Otros cuentos, otras historias, se sitúan entre los efí­­­meros decorados de los rodajes. Jesús Fernández San­­­tos, en El doble, recrea el ambiente y los escena­rios de un rodaje en la España de la posguerra. El protagonista, un torero retirado, consigue un con­trato de ex­­tra y debe arriesgar su vida simulan­do una cogida en el ruedo. El relato no deja de ser un reflejo de las con­­diciones laborales de la posgue­rra. Más dramático y sobrecogedor resulta el cuento de Katherine Mansfield, El cine: una mujer de mediana edad, contralto, con tan solo un chelín y tres pe­niques por capital, bus­ca infructuosamente trabajo, casi finalizada la II Gue­rra Mundial, en alguna pro­ducción cinematográfi­ca.

La bestia, relato del escritor Bertolt Brecht, también se desarrolla en un rodaje. En los estudios cinematográficos Moszropom-Russ, entre la multitud de ex­tras y técnicos, aparece un hombre ya mayor con un parecido extraordinario con el sanguinario go­ber­na­dor Muratov, protagonista histórico del fil­me. ¿Pero es suficiente el parecido físico, o incluso ser el mismo Mu­ratov, para que una escena transmi­ta la impresión de auténtica brutalidad? En la vida real, el mal puede lle­gar a ser terriblemente banal y simple.

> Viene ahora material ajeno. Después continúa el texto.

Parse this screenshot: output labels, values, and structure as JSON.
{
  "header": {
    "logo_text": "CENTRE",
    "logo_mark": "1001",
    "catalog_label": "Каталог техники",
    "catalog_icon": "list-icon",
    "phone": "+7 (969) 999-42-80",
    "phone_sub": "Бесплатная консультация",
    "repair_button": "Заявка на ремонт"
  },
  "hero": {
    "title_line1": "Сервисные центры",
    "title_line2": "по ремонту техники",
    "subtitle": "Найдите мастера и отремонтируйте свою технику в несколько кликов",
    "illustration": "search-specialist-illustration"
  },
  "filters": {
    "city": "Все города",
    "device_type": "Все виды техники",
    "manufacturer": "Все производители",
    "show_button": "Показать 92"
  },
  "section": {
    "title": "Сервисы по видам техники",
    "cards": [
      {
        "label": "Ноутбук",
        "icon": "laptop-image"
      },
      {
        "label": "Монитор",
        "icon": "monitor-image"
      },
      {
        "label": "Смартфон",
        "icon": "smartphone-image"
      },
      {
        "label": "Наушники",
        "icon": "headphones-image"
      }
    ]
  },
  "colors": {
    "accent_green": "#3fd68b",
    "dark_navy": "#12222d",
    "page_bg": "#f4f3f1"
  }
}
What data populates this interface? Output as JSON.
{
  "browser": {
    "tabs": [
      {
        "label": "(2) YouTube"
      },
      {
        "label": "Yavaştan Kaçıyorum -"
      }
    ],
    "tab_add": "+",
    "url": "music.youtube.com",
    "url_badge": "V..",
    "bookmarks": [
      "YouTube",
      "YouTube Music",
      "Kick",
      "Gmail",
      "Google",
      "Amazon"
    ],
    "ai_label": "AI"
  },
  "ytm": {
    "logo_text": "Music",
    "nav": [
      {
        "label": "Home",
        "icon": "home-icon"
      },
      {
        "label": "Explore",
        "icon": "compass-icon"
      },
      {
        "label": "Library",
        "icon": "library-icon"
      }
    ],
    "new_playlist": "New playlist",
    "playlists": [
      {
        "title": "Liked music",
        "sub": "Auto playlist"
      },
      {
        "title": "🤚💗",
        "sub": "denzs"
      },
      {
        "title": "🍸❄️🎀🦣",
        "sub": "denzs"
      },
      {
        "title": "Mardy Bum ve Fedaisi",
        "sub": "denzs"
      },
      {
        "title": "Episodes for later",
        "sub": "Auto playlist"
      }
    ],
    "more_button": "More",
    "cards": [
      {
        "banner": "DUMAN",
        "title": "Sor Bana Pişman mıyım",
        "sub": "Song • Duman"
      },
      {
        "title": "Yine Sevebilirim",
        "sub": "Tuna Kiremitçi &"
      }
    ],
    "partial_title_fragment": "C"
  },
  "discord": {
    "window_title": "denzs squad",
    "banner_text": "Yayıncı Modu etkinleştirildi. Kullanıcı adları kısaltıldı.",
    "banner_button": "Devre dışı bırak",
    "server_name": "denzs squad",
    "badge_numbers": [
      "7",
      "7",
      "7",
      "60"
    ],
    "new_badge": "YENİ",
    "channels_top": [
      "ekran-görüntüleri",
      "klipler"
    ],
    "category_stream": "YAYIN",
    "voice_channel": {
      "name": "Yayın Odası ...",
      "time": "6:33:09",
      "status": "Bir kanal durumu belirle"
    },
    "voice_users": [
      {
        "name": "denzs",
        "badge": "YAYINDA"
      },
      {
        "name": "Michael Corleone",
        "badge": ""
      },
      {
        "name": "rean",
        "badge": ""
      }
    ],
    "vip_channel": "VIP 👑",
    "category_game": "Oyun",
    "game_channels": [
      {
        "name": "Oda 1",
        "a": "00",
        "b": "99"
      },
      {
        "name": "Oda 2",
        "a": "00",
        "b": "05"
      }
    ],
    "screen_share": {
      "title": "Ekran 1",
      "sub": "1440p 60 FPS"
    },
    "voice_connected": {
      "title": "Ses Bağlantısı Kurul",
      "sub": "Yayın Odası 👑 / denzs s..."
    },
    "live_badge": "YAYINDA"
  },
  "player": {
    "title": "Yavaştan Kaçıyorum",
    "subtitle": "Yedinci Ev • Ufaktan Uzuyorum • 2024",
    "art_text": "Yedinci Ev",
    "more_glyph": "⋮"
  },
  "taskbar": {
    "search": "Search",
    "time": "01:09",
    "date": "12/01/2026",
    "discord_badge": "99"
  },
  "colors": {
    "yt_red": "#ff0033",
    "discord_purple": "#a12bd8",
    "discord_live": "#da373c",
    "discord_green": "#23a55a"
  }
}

Hay más cuentos y más cine, pero baste por aho­ra con estos ejemplos, que aunque de distinto cala­do y ca­lidad vienen a mostrar no solo, y una vez más, lo fruc­tífero de las relaciones literatura-cine, si­no a desvelar también cuánto cine hay en la fantasía, en la obra y en la vida de muchos escritores.